Не помню, что я ответил.
Глава двадцать первая
Кэтрин спит
Как вы могли заметить, у меня нет склонности к одиночеству. Однако после смерти Пирса у меня появилось желание больше быть одному.
Если б моя лошадь по-прежнему оставалась при мне, я выезжал бы за ворота «Уитлси», брал курс на север, туда, где простираются поля, поросшие прибрежными травами, где дюны и море. Не знаю, что бы я делал там. Может быть, сидел на пропахшей дегтем дамбе, устремив взор в сторону Голландии, и думал о войне, которую вел король и для которой потребовались в числе прочего мой дом и земли. А может быть, просто бездумно сидел, пока какой-нибудь попечитель не счел бы меня Ленивым бедняком и не отправил в работный дом.
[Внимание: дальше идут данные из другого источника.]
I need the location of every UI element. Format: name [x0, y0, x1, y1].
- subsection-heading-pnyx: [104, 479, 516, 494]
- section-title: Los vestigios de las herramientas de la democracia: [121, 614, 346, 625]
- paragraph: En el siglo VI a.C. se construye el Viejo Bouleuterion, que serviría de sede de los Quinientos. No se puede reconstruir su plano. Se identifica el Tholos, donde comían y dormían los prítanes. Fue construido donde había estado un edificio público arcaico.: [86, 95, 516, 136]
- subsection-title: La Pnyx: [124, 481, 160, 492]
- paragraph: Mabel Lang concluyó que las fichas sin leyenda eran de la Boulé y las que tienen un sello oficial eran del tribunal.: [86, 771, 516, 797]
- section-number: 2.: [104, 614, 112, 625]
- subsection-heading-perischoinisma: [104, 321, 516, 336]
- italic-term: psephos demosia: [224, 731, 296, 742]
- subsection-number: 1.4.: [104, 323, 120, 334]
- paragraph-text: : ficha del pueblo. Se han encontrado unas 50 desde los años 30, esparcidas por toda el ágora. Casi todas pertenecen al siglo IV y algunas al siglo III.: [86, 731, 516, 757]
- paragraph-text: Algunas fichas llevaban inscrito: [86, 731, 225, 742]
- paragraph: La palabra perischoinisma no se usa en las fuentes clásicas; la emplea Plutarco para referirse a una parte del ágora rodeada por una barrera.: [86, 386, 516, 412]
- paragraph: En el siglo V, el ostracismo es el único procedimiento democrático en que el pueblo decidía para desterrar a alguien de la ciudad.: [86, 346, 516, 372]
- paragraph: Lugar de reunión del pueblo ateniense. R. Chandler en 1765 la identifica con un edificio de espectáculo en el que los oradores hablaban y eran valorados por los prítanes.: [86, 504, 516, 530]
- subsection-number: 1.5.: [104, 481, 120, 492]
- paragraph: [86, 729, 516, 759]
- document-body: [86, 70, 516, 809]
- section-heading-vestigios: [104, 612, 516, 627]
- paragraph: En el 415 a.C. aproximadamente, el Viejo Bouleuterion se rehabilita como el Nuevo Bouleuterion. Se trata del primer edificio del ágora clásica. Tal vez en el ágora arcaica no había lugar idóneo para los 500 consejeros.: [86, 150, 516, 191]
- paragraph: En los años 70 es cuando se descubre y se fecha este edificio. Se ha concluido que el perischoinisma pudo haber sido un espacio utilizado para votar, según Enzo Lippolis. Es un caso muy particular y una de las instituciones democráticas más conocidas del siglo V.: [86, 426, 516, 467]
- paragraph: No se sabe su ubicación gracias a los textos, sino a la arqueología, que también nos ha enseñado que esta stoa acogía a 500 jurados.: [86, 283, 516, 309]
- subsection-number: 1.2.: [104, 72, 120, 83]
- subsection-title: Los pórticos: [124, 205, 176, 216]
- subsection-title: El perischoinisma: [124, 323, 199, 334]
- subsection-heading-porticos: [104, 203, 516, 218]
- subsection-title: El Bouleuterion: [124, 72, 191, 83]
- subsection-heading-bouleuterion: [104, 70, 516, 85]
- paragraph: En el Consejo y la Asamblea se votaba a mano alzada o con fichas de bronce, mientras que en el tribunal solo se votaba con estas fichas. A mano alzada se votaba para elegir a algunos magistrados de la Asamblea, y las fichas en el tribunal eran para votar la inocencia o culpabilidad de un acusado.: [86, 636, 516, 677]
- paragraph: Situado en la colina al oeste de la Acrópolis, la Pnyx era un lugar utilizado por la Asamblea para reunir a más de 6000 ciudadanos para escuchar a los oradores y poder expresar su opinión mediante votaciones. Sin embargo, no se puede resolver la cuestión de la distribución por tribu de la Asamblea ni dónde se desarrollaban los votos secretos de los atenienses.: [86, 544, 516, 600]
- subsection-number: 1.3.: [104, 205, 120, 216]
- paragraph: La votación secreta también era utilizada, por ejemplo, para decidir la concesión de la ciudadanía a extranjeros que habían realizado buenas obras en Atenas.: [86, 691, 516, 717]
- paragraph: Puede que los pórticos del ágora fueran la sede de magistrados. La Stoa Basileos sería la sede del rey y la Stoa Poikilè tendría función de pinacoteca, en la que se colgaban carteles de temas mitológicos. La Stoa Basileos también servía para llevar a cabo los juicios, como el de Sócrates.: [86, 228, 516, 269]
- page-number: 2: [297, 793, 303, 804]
Но что зря говорить — к морю я поехать не мог. Однажды, тщетно пытаясь успокоиться, я дошел но дороге до Эрлз-Брайда, но при виде этого грустного местечка тут же повернул назад. На обратном пути мне явственно представилась пустая круглая комната в Западной башне Биднолда. Это было видение, полное света.
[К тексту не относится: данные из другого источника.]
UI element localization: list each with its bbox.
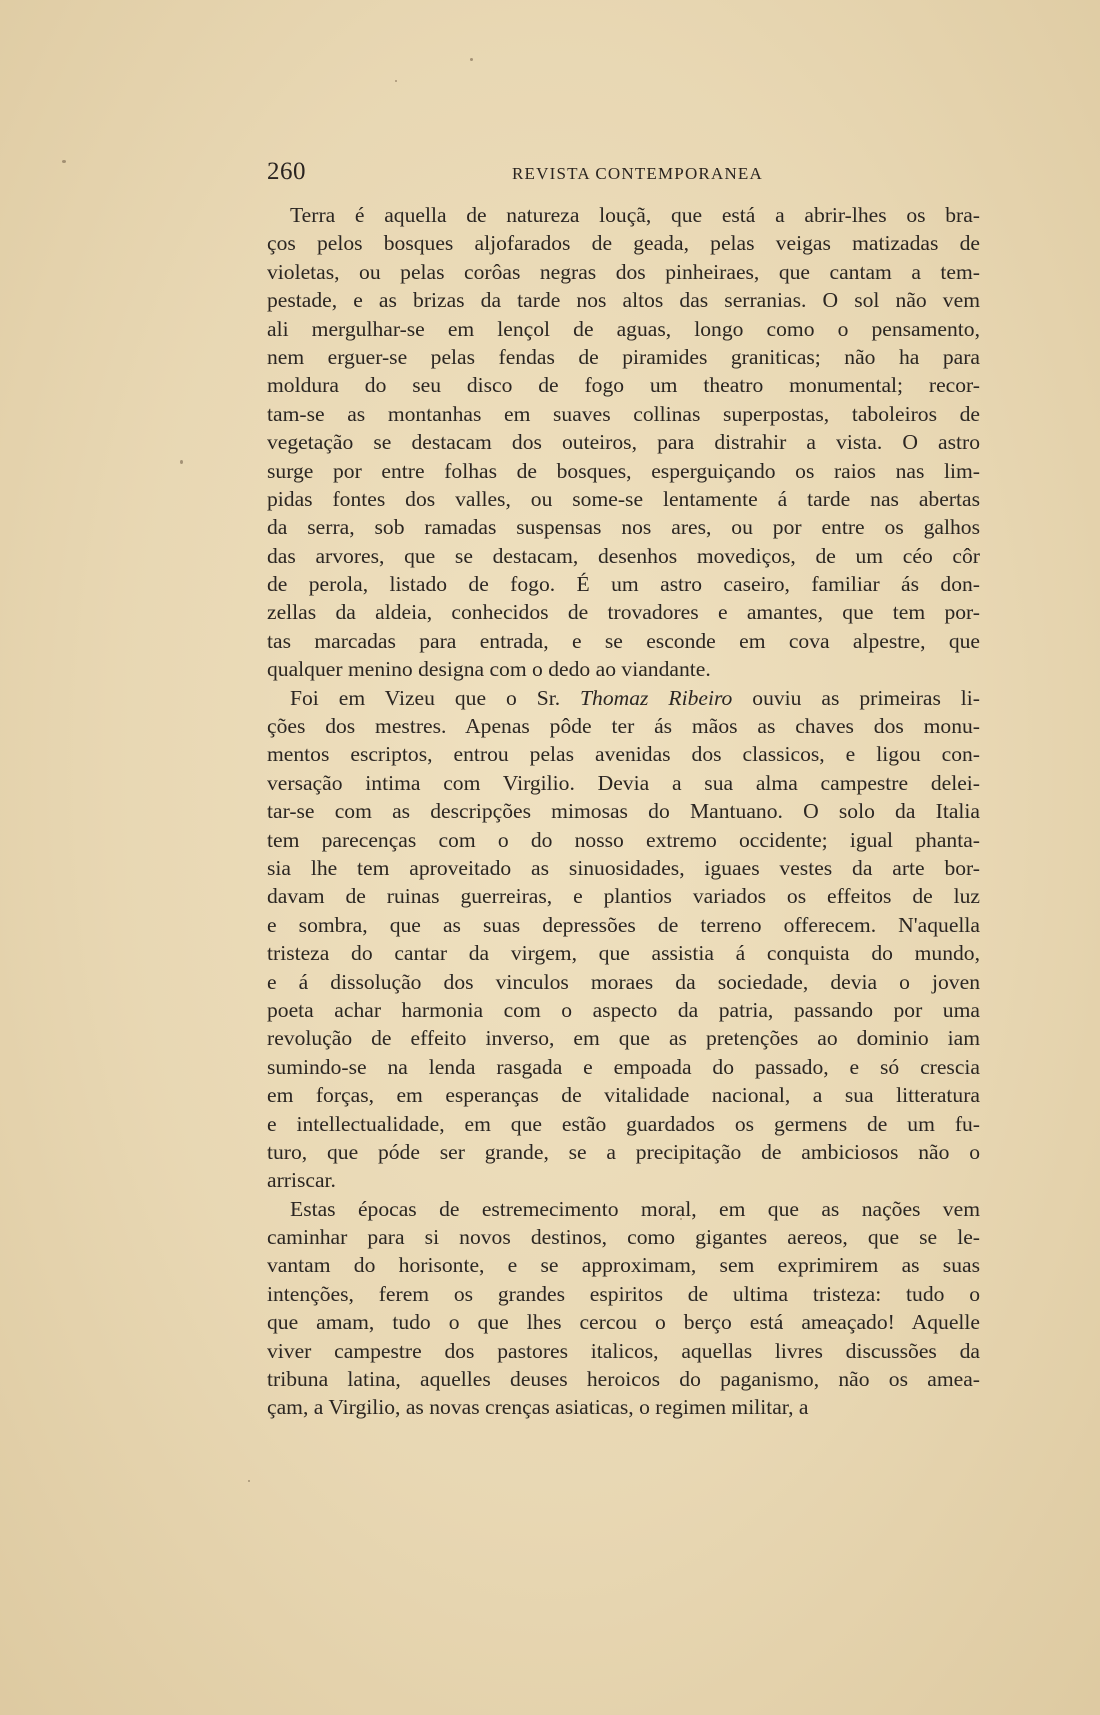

Я вернулся в мой «платяной шкаф» и лег на койку. Тишина в доме действовала на меня успокаивающе. Но почти сразу же в мозг ворвались самообвинения и сетования, и я закрыл руками лицо. При мысли о Кэтрин я похолодел и испытал глубокую печаль. Женщина вызывала у меня отвращение. Теперь я даже жалости к ней не чувствовал: ведь это из-за нее меня вскоре вышлют из «Уитлси», и я вновь окажусь в мире, где мне нет места. Я стал верить, что она — так же, как буйно помешанные, вроде Пиболда, — попала под влияние демонов, заразила меня злом и заставила вести себя как животное: с ней я был не самим собой, а человеком, в которого вселился дьявол. Смерть Пирса отвратила меня от греха. Он меня спас. Сейчас я хотел только одного: уединиться и думать о своем друге, но меня ожидало другое: Кэтрин, молящая меня о плотской любви, и Друзья, опечаленные тем, что я предал другую — высшую.
Я поднялся и вышел на улицу под слабый, бесшумный дождь. Меня потянуло на могилу Пирса. Я стоял там и смотрел на его имя, выжженное на тонком кресте. Крест вырезали из ивы, со временем он покоробится, согнется и побелеет и тогда станет похож на моего покойного друга. «Джон, — сказал я, — мне кажется, я никогда не обрету мира в душе».